Belafonte ist seinen ganz eigenen Weg gegangen, der schon früh das einschloss, was man später Weltmusik genannt hat. Er ist im Lauf der Zeit kommerzieller geworden und hat auch schlimmen Kitsch gesungen. Wenn er süßlich Scarlet Ribbons singt, sträuben sich bei mir immer die Nackenhaare. Aber er hat das Lied schon ganz früh gesungen, wie man auf der Naxos CD Matilda, Matilda: Original Recording 1949-1954 hören kann.

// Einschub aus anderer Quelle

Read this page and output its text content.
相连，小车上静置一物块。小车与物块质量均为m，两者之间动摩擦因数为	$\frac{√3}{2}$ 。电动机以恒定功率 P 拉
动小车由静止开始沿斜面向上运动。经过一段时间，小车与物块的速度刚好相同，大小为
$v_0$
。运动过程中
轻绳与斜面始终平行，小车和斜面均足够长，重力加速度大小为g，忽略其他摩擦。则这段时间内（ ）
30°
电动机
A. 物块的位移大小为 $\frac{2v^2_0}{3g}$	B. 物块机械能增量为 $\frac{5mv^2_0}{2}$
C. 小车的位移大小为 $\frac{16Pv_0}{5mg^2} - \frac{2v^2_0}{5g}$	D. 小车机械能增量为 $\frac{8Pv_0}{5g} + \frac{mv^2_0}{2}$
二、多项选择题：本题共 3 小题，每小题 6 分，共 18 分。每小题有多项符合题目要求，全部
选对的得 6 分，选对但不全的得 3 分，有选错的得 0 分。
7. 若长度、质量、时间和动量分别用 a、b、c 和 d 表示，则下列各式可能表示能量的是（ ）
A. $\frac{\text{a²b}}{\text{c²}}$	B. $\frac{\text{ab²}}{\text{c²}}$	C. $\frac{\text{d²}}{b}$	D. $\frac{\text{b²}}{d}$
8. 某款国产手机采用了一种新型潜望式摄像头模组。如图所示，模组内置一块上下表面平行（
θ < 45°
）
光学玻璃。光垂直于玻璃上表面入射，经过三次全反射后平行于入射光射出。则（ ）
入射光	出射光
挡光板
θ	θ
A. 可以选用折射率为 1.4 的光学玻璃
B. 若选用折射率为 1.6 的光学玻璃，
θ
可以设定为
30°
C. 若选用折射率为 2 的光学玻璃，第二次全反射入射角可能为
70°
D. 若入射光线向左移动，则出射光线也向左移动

Belafonte ist auch als kritischer Bürger der USA seinen eigenen Weg gegangen. Das letzte Kriegsjahr war er noch als Freiwilliger in der US Navy, die fünfziger Jahre finden ihn an der Seite von Martin Luther King. Für das Civil Rights Movement ist er sein Leben lang (auch finanziell) eingetreten, da ist Paul Robeson sein lebenslanges Vorbild gewesen. Er ist auch keinem politischen Streit aus dem Weg gegangen. Zum Beispiel als er den Verteidigungsminister Colin Powell attackierte: There is an old saying, in the days of slavery. There were those slaves who lived on the plantation, and there were those slaves who lived in the house. You got the privilege of living in the house if you served the master, do exactly the way the master intended to have you serve him. That gave you privilege. Colin Powell is committed to come into the house of the master, as long as he would serve the master, according to the master's purpose. And when Colin Powell dares to suggest something other than what the master wants to hear, he will be turned back out to pasture. And you don't hear much from those who live in the pasture.

Er stand auf den schwarzen Listen während der McCarthy Zeit, er wurde in Hotels nicht bedient, weil er farbig war. Aber er ist gradlinig, wie sein Vorbild Paul Robeson, seinen Weg gegangen. Wenn man die Interviews liest, die Günter Amendt Anfang der achtziger Jahre mit ihm geführt hat (Was mich bewegt: Gespräche mit Günter Amendt. Konkret Literatur Verlag 1982), kann man sehen, dass dieser Mann mehr ist als ein Entertainer. 1997 hat Belafonte in einer Rede vor den Veteranen der Abraham Lincoln Brigade über Paul Robeson gesagt:

Shortly before he died, I visited him in Philadelphia. He was living at his sister's. And I looked at this giant of a man who was, quite frail in body, but still strong in spirit. And through all that had engulfed him -- McCarthyism, the difficult times that he faced in this country because of his beliefs, because of his resistance to oppression -- I looked at him, and I said, 'Paul, I must know. Was all that you have gone through, really worth it? Considering the platform you had gained, and how easy life could have been for you, was it worth it?' And he said, `Harry, make no mistake: there is no aspect of what I have done that wasn't worth it. Although we may not have achieved all the victories we set for ourselves -- may not have achieved all the victories and all the goals we set for ourselves, beyond the victory itself, infinitely more important, was the journey.'

Vor einem halben Jahrhundert war es seine Stimme, waren es Platten wie CalypsoBelafonte Sings the Blues und Belafonte at Carnegie Hall, die mich faszinierten. Sie faszinieren mich heute noch. Aber noch mehr bewundere ich seinen Lebensweg.

Harry Belafonte wird heute 84. Da muss ich gratulieren, auch wenn er es wahrscheinlich nie erfährt.